Charlotte hatte die Anzeige angekreuzt, die sie gestern so spontan angesprochen hatte: Arzt, Mitte 50, verw., seriöse Erscheinung, sportlich, sucht treue Sie für gemeinsamen Lebensabend. Dann eine Chiffre, unter der man einen Antwortbrief an die Zeitung schicken konnte.
Sie holte ihren Notizblock heraus und entwarf einen Brief. Sehr geehrter Herr Unbekannt, ich könnte mir vorstellen, mit Ihnen Kontakt aufzunehmen. Ich bin achtundvierzig Jahre alt, seit sieben Jahren verwitwet … und so weiter.
Obwohl es zu ihrem alltäglichen Geschäft gehörte, Briefe zu schreiben – diese Zeilen fielen ihr nicht leicht. Die Mittagspause war zu kurz, um damit fertig zu werden.
Gegen fünf Uhr, als ihr Chef nach Hause gegangen war und Charlotte ihren Schreibtisch für das Wochenende aufgeräumt hatte, packte sie das Notizbuch aus und schrieb den Brief zu Ende.
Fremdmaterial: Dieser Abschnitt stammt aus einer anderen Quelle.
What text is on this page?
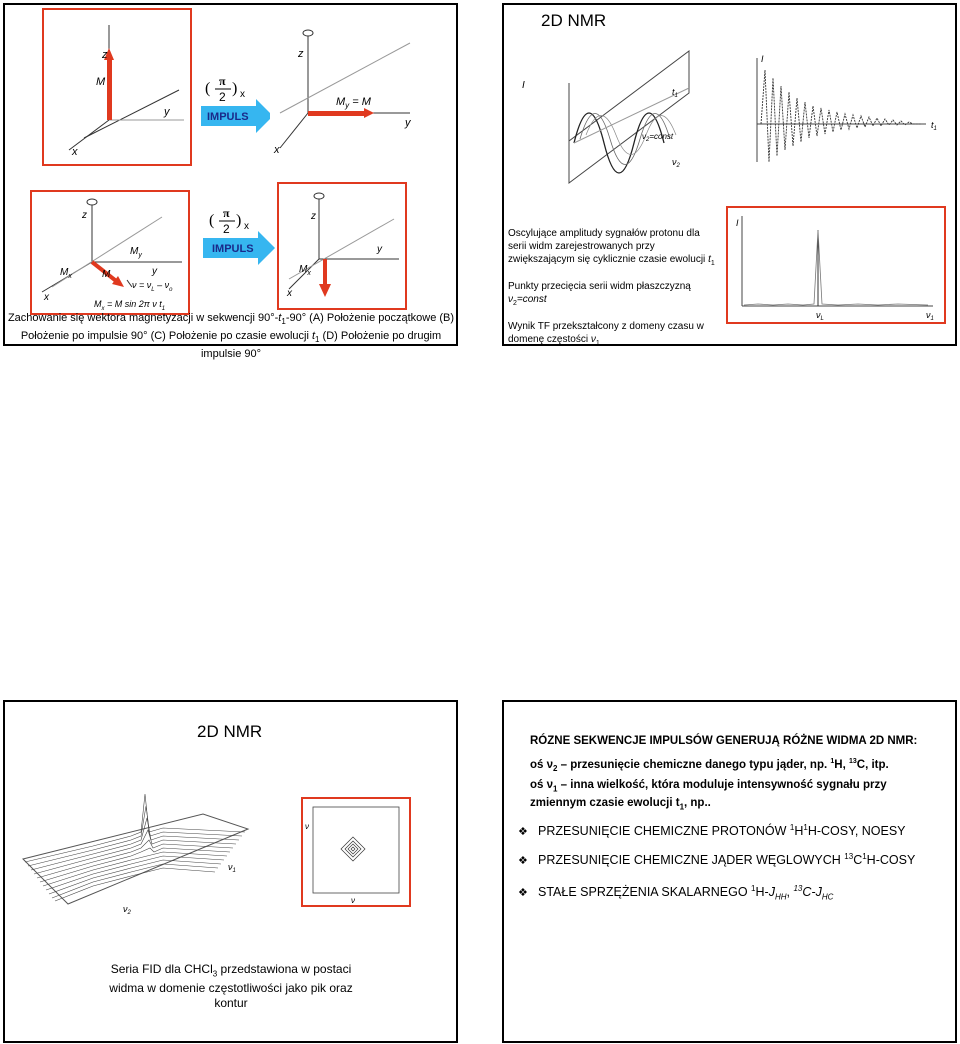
z
y
x
M	( π
2 ) x
IMPULS
z
y
x
$M_y = M$
z
y
x
$M_y$
$M_x$	M
$\nu = \nu_L - \nu_o$
$M_x = M$ sin 2π ν $t_1$
( π
2 ) x
IMPULS
z
y
x
$M_x$
Zachowanie się wektora magnetyzacji w sekwencji $90^\circ-t_1-90^\circ$ (A) Położenie początkowe (B) Położenie po impulsie 90° (C) Położenie po czasie ewolucji $t_1$ (D) Położenie po drugim impulsie 90°
2D NMR
I
$t_1$
$\nu_2=const$
$\nu_2$
I
$t_1$
Oscylujące amplitudy sygnałów protonu dla serii widm zarejestrowanych przy zwiększającym się cyklicznie czasie ewolucji $t_1$
Punkty przecięcia serii widm płaszczyzną
$\nu_2=const$
Wynik TF przekształcony z domeny czasu w domenę częstości $\nu_1$
I
$\nu_L$	$\nu_1$
2D NMR
$\nu_1$
$\nu_2$
ν
ν
Seria FID dla CHCl$_3$ przedstawiona w postaci widma w domenie częstotliwości jako pik oraz kontur
RÓZNE SEKWENCJE IMPULSÓW GENERUJĄ RÓŻNE WIDMA 2D NMR:
oś $\nu_2$ – przesunięcie chemiczne danego typu jąder, np. $^1$H, $^{13}$C, itp.
oś $\nu_1$ – inna wielkość, która moduluje intensywność sygnału przy zmiennym czasie ewolucji $t_1$, np..
❖ PRZESUNIĘCIE CHEMICZNE PROTONÓW $^1H^1H$-COSY, NOESY
❖ PRZESUNIĘCIE CHEMICZNE JĄDER WĘGLOWYCH $^{13}C^1H$-COSY
❖ STAŁE SPRZĘŻENIA SKALARNEGO $^1H-J_{HH}$, $^{13}C-J_{HC}$
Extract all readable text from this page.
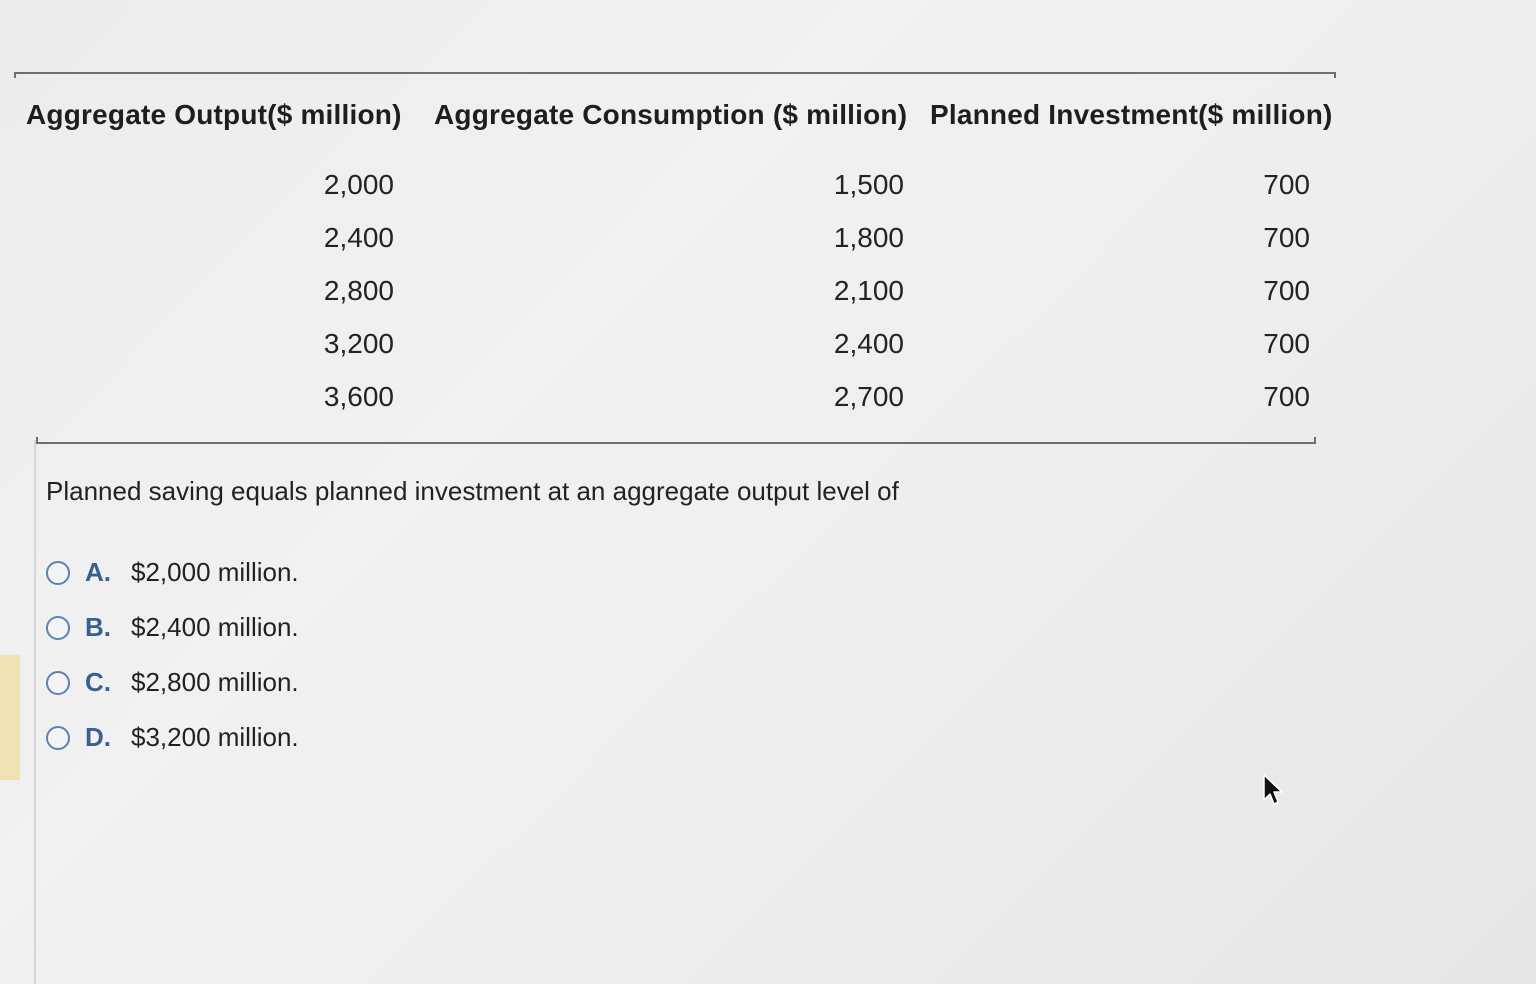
Aggregate Output($ million) Aggregate Consumption ($ million) Planned Investment($ million)
2,000
2,400
2,800
3,200
3,600
1,500
1,800
2,100
2,400
2,700
700
700
700
700
700
Planned saving equals planned investment at an aggregate output level of
A. $2,000 million.
B. $2,400 million.
C. $2,800 million.
D. $3,200 million.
Als sie mit dem Ergebnis zufrieden war, tippte sie ihn mit dem Computer ab.
Auf dem Nachhauseweg steckte sie ihn in den Briefkasten. Morgen würde er den Adressaten erreichen. Mit einem warmen Prickeln im Bauch ging sie nach Hause.
Niedergeschlagen verließ Konstantin Lorenz am Abend die Kurklinik. Der Chef hatte sich heute merkwürdig distanziert verhalten. Und die junge Frau – Lisa Marten hieß sie – hatte er ihm als Praktikantin vorgestellt.